Bei Ultra-Marathons beenden die meisten Läufer, sogar die Sieger, das Rennen joggend, genießen den letzten Abschnitt, winken ihren Freunden zu, den Fans, und umarmen ihre Familie bevor sie die Ziellinie zusammen mit ihnen überqueren. Weswegen sich jetzt noch hetzen, nach so einem langen Rennen?

Doch da ist Zach im North Face 50, deutlich vor allen anderen, auf dem Weg zu einem eindrucksvollen Sieg, und er läuft immer noch, als ginge es um sein Leben. Die Arme pumpend, seine Atmung schwer. Und so überquert er auch die Ziellinie, bevor er seiner Freundin erschöpft in die Arme fällt.

Es ist diese Alles-oder-Nichts-Herangehensweise, die er zu den Rennen mitbringt, genau so, wie seine Siege, die Zach zu einer vielbewunderten Person in diesem Sport gemacht haben und ich erwarte, auf einen forschen, energiegeladenen Sportler mit dem Händedruck eines Supermans zu treffen. Jemanden, der nicht aufhören kann zu reden, und die ganze Zeit in Bewegung ist. Doch im Gegenteil, die Person vor mir hat eine langsame und gedehnte Sprechweise und erscheint eher schüchtern. Er sagt, er koche gerade Burritos und ob ich auch welche wolle.

Während er kocht, mache ich es mir an der Bar mit einer Tasse Tee bequem und er erzählt mir seine Geschichte, wie er überhaupt zu diesem verrückten Sport kam.

Nachdem er das College, an dem er Bahn- und Geländerennen lief, abgeschlossen hatte, nahm er einen Job bei einem Printshop auf einem großen Kreuzfahrtschiff, der Queen Mary II, an. Die meisten Läufer würden wohl bei so einem Job ihr Training aufgeben, doch Zach war nicht so leicht zu entmutigen.

„Als ich das Schiff verließ, wusste ich, wie es geht“, sagt er. „Ich könnte ein Buch darüber schreiben, wie man auf einem Kreuzfahrtschiff in Form bleibt.“

Immer wenn das Schiff im Hafen lag, ging er von Bord und lief. „Wir fuhren nach Chile oder Patagonien, und ich ging dort laufen. Egal, wo wir anlegten, ich sah mich immer gleich nach dem höchsten Punkt oder dem coolsten Berg in der Nähe um und versuchte bis hinauf und wieder zurück zu laufen, bevor das Schiff ablegte.“

„Manchmal musste ich richtig schnell sein, um es noch rechtzeitig zu schaffen.
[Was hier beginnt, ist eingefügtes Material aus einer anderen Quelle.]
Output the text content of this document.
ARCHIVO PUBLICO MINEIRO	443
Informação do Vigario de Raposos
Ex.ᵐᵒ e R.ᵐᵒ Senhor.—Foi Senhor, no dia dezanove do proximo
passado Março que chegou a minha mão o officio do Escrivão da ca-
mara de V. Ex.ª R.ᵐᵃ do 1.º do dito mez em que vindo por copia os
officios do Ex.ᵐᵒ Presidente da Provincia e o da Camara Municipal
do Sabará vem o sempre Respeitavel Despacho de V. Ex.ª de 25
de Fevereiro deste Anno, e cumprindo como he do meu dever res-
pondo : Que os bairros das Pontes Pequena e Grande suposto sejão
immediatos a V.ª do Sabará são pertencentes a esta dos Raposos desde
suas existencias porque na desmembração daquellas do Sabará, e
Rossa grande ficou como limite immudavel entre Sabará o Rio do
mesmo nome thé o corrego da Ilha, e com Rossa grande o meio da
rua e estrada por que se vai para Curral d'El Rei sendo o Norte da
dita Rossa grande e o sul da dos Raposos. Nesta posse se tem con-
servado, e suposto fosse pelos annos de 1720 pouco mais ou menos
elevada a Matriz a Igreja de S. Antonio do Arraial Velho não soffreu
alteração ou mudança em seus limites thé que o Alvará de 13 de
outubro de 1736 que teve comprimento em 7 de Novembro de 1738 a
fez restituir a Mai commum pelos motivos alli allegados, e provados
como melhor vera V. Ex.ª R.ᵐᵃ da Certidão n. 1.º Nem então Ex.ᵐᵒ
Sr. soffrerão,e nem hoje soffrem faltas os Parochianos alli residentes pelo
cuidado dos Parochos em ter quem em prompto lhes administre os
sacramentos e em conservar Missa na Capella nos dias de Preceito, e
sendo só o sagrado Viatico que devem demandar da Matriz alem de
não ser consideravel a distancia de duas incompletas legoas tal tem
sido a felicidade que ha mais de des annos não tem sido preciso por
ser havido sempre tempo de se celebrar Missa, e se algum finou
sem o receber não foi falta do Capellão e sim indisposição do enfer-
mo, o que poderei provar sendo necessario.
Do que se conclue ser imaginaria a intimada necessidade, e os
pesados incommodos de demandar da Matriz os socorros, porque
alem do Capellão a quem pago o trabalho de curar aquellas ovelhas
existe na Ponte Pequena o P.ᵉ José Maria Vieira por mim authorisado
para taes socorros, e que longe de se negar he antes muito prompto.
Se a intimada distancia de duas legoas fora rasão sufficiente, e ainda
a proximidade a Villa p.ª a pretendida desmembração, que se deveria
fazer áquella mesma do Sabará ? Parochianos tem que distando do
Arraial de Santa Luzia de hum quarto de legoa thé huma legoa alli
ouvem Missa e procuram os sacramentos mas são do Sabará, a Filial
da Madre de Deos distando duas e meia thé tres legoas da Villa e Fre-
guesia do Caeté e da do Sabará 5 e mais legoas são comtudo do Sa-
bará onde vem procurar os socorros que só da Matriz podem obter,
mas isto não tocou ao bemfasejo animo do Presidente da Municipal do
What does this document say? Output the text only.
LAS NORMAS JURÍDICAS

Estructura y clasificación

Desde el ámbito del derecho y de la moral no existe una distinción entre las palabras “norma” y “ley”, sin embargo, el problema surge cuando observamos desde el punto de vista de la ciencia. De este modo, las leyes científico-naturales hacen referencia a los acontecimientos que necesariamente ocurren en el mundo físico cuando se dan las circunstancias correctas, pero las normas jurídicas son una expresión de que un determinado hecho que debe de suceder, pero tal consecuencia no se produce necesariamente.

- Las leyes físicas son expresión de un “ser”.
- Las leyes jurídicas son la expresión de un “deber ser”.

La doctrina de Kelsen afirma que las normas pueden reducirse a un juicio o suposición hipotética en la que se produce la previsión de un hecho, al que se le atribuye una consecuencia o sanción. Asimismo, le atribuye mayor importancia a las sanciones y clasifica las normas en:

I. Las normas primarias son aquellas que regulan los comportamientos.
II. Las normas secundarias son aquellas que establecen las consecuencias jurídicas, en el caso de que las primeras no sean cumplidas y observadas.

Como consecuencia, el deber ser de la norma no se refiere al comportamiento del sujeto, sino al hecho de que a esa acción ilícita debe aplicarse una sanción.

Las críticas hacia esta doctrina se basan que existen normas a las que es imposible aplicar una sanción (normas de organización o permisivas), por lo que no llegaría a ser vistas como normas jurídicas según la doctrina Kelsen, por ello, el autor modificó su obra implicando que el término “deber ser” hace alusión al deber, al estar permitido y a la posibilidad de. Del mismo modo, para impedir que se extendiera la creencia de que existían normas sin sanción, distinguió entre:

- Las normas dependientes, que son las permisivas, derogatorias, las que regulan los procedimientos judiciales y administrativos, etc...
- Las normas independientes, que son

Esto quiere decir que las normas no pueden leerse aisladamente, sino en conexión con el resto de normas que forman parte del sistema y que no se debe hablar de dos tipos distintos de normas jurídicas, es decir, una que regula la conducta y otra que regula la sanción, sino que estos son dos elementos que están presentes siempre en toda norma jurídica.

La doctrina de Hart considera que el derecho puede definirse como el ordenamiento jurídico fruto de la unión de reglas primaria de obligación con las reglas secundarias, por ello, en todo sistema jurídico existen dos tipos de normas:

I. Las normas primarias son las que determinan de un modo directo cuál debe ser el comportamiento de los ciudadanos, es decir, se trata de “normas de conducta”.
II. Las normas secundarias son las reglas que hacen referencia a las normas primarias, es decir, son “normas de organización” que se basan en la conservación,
Wenn du nämlich dein Schiff verpasst, musst du alleine sehen, wie du in den nächsten Hafen kommst, und selbst dann war es nicht sicher, ob du deinen Job behältst.“ Zach verpasste sein Schiff niemals.

Auf hoher See lief er die Treppenhäuser der Crew auf und ab. „Nicht die schönen, sondern die, auf denen die Lieferungen rauf und runterbefördert wurden“, fügt er an. Nach etwa einer Stunde Treppen auf und ab, ging er in den Fitnessraum aufs Laufband.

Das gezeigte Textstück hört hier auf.